5/ He is serious that the vaccine in the children has been tried in hardly thousand five hundred minors of 16 years ( to apply it soon to million throughout the world), but in addition in these thousands only five hundred the humoral immunity has studied (in the blood) when the natural immunity is in the cells of the uterus neck. It is a scientific unfounded extrapolation to happen of cellular humoral immunity to and supposing beneficial effects by the change in the antibodies in the blood.

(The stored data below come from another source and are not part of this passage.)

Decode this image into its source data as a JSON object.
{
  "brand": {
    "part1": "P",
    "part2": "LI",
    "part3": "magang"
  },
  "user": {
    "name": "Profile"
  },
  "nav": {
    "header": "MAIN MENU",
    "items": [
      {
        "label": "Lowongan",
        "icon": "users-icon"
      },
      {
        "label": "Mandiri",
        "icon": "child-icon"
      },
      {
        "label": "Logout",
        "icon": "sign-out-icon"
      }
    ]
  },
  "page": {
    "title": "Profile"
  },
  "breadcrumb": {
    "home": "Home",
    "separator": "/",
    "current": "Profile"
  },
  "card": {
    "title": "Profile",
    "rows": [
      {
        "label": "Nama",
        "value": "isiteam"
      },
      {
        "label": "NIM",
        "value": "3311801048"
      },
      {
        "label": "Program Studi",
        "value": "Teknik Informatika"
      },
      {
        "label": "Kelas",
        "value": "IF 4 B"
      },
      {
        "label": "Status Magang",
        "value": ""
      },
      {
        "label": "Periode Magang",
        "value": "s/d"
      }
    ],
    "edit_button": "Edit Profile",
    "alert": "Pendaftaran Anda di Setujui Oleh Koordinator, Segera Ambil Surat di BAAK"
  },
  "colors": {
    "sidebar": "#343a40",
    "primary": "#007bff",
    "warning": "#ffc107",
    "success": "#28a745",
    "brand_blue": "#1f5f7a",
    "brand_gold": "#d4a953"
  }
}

6/ He is urgent that commits the pharmaceutical companies to become position of the expenses of the adverse effects, of the damages that the vaccine causes, and in his case of the expenses that entails the massive revaccination in the long term (if the duration of the immunity is of less than 30 years). He is ridiculous to demand “causality” proven for the association with adverse effects, because the own vaccine does not have “proven causality” of effectiveness, but simple association with less injuries produced by the virus against which bovine (effectiveness of the 17% if east effect referred to the injuries is only considered associated the virus against which bovine, and if the analysis becomes of the clinical tests since there is to do it, “by intention to treat”). And
7/ The infection by VPH is frecuentísima, almost in 90% of the women, but the death by cancer of uterus neck is muy-muy infrequent (for example, of 0.3% in Spain). Es decir, las mujeres tienen un potentísimo mecanismo defensor inmunogénico frente al VPH oncogénico. ¿Vamos a modificarlo y a jugar a aprendices de brujo?